Nearing default and lying about phone calls? Not good Pakistan, says IMF
The International Monetary Fund (IMF) stated on Sunday that Managing Director Kristalina Georgieva and Prime Minister Shehbaz Sharif spoke on the latter’s request, a claim that suggests Islamabad has continued to engage in politics while being on the verge of default.
“The call took place in response to a request by the Prime Minister of Pakistan to discuss the International Conference on resilient Pakistan,” Esther Perez, the resident representative of the IMF told The Express Tribune.
On Friday, the PM’s office issued an official handout stating that “the IMF managing director phoned premier Shehbaz on the phone” following his address at the Hazara Electric Supply Company’s (HAZECO) inaugural ceremony. The PM had also stated in his address that the managing director of the Fund had called him.
As the country makes dubious claims of strength and has just $4.5 billion in foreign exchange reserves, it appears that the administration is still not ready to change its ways.
Only three weeks’ worth of imports may be covered using the remaining funds. Pakistan has paid back $8.5 billion in debt during the past three months (January through March).
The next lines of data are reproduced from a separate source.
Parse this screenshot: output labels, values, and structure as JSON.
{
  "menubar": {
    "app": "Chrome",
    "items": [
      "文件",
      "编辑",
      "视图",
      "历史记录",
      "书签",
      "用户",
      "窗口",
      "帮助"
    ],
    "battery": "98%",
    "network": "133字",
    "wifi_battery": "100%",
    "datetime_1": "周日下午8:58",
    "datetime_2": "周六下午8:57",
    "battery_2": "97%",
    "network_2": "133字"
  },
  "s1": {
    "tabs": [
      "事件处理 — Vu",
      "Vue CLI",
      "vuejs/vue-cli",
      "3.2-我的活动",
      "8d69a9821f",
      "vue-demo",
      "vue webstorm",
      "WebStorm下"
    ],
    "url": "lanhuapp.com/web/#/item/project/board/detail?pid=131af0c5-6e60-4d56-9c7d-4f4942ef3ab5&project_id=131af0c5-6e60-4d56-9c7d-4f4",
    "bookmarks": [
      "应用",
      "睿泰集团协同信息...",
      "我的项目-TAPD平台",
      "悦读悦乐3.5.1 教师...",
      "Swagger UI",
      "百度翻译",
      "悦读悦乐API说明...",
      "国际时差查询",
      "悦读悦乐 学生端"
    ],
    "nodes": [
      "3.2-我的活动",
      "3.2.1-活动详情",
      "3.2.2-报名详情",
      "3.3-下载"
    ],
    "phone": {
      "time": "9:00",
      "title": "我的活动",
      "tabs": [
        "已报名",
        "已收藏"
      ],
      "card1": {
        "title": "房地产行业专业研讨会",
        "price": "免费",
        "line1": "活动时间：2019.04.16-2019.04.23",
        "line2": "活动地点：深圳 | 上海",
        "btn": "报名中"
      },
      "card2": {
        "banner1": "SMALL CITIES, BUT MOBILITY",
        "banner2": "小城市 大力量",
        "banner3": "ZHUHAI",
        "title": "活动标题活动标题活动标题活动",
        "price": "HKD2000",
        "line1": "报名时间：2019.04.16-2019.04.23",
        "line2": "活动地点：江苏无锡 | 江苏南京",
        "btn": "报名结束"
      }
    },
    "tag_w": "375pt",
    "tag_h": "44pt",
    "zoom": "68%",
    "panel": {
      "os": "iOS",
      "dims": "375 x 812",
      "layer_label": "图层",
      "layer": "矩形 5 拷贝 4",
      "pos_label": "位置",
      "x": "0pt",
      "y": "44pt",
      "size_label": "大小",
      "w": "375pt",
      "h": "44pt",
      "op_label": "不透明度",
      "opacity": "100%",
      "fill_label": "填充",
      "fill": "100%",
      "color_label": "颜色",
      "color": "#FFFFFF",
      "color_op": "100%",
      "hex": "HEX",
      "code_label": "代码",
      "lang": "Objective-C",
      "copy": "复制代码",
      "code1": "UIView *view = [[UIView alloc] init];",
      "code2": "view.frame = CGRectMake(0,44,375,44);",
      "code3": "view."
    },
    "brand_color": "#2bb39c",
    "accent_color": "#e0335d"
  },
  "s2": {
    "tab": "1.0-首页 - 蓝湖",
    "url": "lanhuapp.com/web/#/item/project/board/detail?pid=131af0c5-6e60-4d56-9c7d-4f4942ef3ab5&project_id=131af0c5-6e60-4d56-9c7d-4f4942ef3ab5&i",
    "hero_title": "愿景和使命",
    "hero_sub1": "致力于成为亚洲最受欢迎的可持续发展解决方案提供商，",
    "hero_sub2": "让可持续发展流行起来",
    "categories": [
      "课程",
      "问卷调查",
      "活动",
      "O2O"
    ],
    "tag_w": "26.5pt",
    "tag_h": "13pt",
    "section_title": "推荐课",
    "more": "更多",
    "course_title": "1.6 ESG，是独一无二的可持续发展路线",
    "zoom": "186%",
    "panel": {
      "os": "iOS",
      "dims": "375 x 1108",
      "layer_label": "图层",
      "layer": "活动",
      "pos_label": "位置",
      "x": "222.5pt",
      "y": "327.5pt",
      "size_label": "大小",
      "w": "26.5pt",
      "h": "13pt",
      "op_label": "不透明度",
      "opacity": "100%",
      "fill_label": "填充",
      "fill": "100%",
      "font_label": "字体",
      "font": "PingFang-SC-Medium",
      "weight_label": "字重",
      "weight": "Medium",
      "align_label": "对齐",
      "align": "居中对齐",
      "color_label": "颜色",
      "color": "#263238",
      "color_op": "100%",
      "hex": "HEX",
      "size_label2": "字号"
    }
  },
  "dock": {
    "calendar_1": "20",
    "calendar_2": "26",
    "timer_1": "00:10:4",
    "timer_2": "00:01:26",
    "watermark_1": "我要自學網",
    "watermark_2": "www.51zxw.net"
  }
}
Included in this is a $2 billion loan to the UAE for which the government is attempting to obtain a rollover.
Given the long-standing animosity between the two parties, such factually erroneous claims might make it harder for Pakistan to persuade the IMF.
Due to its propensity to make pledges while receiving a loan tranche but then break them after the tranche has been released, the country has had a rough history with the IMF. This has led to a significant gap.
A spokesperson of the IMF in a statement to the media also said that “the Managing Director had a constructive call with Prime Minister Sharif in the context of the International Conference on Resilient Pakistan to be held in Geneva on Monday, January 9.”
The MD once more conveyed her sympathies to those who were directly impacted by the floods, and it was also said that she backed Pakistan’s attempts to create a more robust recovery.
Additionally, the PM asserted on Friday that an IMF delegation will visit Pakistan in a matter of two to three days.
“I asked her to send an IMF team for the completion of the pending 9th review of the programme so that the next loan tranche is released. She assured that the mission will visit [Pakistan] in the next two to three days,” Shehbaz had said.
However, in its statement to the media, the IMF spokesperson said that the IMF “delegation is expected to meet with Finance Minister Ishaq Dar on the sidelines of the Geneva conference to discuss outstanding issues and the path forward”.
The self-claimed deadline, which ends on Monday, for the 9th review mission’s arrival in Pakistan was not mentioned in the statement.
On Saturday, it was revealed that due to significant debt repayments, Pakistan’s official foreign exchange reserves have for the first time dropped to a perilous level of $4.5 billion.
The sources in the finance ministry also stated that no dates for the IMF review mission had been decided upon as of the PM’s address.
Additionally, the prime minister said that Georgieva had asked if Saudi Arabia and China were aiding Pakistan.
After thereafter, Pakistan’s interior minister Rana Sanullah said that even foreign countries won’t assist without the IMF’s protection.
“If we back out from these [IMF] conditionalities, then our economic survival will become next to impossible and even our friendly countries cannot extend financial help to us,” Sanaullah had said in Faisalabad.
The interior minister had said that if the current administration tried to adhere to the strict requirements of the IMF, inflation would soar, prices would soar, and the economy would suffer.
Since the 9th review negotiations between Islamabad and the Fund have not concluded as of yet, a $1.1 billion loan tranche has been withheld.
In order for the World Bank and the Asian Infrastructure Investment Bank (AIIB) to disburse their funds, Pakistan is eager to finish the ninth review.
Disagreements about import restrictions, currency rate regulations, demands for the imposition of more taxes, and raising energy costs to pay off over Rs500 billion in circular debts have caused the discussions to be postponed.